St. Louis Public Radio’s Jeremy Goodwin recently did a profile of Marian, 70, and the vanishing art form he’s helping sustain. Marian drew his inspiration from having visited the Fox Theatre in 1961, at age 11, and watching in awe as the grand Wurlitzer, connected to a lift, rose dramatically from the orchestra pit at showtime. Legendary organist Stan Kann’s performances inspired Marian not merely to listen and enjoy but to learn how to operate the complex, multi-tiered keyboard, pedals and knobs. Marian decided to make a career of it. “I knew right then and there that that was my vocation. I told my dad that one day I would like to play just exactly like Stan. Which I did,” he told Goodwin.

But there’s more to it than just playing. Kann taught Marian the art of patience and self-restraint while providing a silent-film music track, punctuating what was happening on the screen, adding to the suspense and anticipation without overwhelming the room with organ music. Marian’s contribution provides just one more of those delightful, quirky surprises that give St. Louisans a reason to be proud of the city’s rich and living history.

Education is one of the most effective means of ensuring that prison inmates, once released, don’t ever have to go back. Washington University and St. Louis University have quietly launched programs to provide classroom instruction so inmates can pursue higher-education degrees. St. Louis University’s program, launched in 2011, is available not just to inmates but to prison staff as well. In 2014, Washington University set up its own program, putting an initial class of 10 students on track to earn an associate’s degree.

At both universities, only a select few are accepted after a rigorous application and interview process. Classes taught by university professors range from poetry to Malcolm X, Martin Luther King Jr., theology, calculus and public speaking. The SLU program has served 4,500 student inmates. Not one, organizers say, has returned to prison.

Instead of treating inmates like prisoners, they are students once inside the classroom. Professors grade them, question them and challenge them as rigorously as they would the 20-year-old students at their own colleges. Their criminal records are less important than the strength of their thesis statement on an essay or the correct use of a formula.

“My papers always looked like red coloring books when you were done editing them,” one student wrote to Margaret Garb, a founder of the Washington University program. She recently passed away. “It was through you that we knew that Wash. U. did not come to change us, brainwash us, but on the contrary to accept us as we are, but still make us better in the process.”

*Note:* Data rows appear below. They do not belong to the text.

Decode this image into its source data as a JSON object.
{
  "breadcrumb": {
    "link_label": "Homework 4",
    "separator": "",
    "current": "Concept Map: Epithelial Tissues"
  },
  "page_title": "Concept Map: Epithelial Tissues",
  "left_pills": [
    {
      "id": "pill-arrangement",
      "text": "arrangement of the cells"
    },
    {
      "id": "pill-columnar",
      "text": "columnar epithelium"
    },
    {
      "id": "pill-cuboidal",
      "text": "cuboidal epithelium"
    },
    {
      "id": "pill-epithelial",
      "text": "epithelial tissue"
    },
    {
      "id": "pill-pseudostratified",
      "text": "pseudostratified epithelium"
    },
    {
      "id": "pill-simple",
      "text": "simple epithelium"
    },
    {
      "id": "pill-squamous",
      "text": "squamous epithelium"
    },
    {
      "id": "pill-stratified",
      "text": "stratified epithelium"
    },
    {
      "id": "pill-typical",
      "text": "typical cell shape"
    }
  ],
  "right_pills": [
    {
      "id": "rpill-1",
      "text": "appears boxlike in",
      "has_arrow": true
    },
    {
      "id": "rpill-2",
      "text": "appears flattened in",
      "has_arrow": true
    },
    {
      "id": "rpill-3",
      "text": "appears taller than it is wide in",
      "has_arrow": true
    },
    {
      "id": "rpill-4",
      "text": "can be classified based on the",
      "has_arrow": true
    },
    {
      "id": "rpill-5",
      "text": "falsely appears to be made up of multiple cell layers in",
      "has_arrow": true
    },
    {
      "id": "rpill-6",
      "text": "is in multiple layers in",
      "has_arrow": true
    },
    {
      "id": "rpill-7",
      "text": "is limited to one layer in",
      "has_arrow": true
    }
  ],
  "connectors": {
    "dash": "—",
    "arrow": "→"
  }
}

Fang you very much, Donna Mowery. Bats are squeaky and creepy. Especially around Halloween, they’re associated with scary places and evil doings. Then there’s the real-life threat of rabies. But bats are also little mosquito-control machines and important pollinators — and they’re endangered by a rampant disease that’s already killed millions of them. So while Mowery’s mission of rescuing, raising and returning dislocated bats to the wild from her St. Louis-area home might give some people the willies, it’s an important service for this underappreciated creature.

As the Post-Dispatch’s Erin Heffernan reported in August, Mowery’s home in Catawissa, about 40 miles southwest of St. Louis, is a refuge for her unusual volunteer activity, which springs from a childhood interest in the furry flying mammals. That led her, a few years ago, to work with the Missouri Bat Census, a volunteer bat conservation network.

Today, Mowery takes in bats that are injured and nurses them back to health. She puts in full days every spring providing constant eye-dropper feeding to abandoned infant bats, eventually helping them learn how to hunt insects. When residents have bats in their homes that need to be removed, Mowery is the one to call.

To get into the bat-saving business, her setup costs included about $6,000 for initial rabies vaccinations — a good investment, as she estimates she’s been bitten about 1,000 times.

Hers is an urgent mission today because of white-nose syndrome, a fungal disease that’s decimating bat populations nationally. “Someone’s got to do it,” says Mowery, who sees it as an imperative for her eight grandchildren: “I want to make sure bats are still around for them.”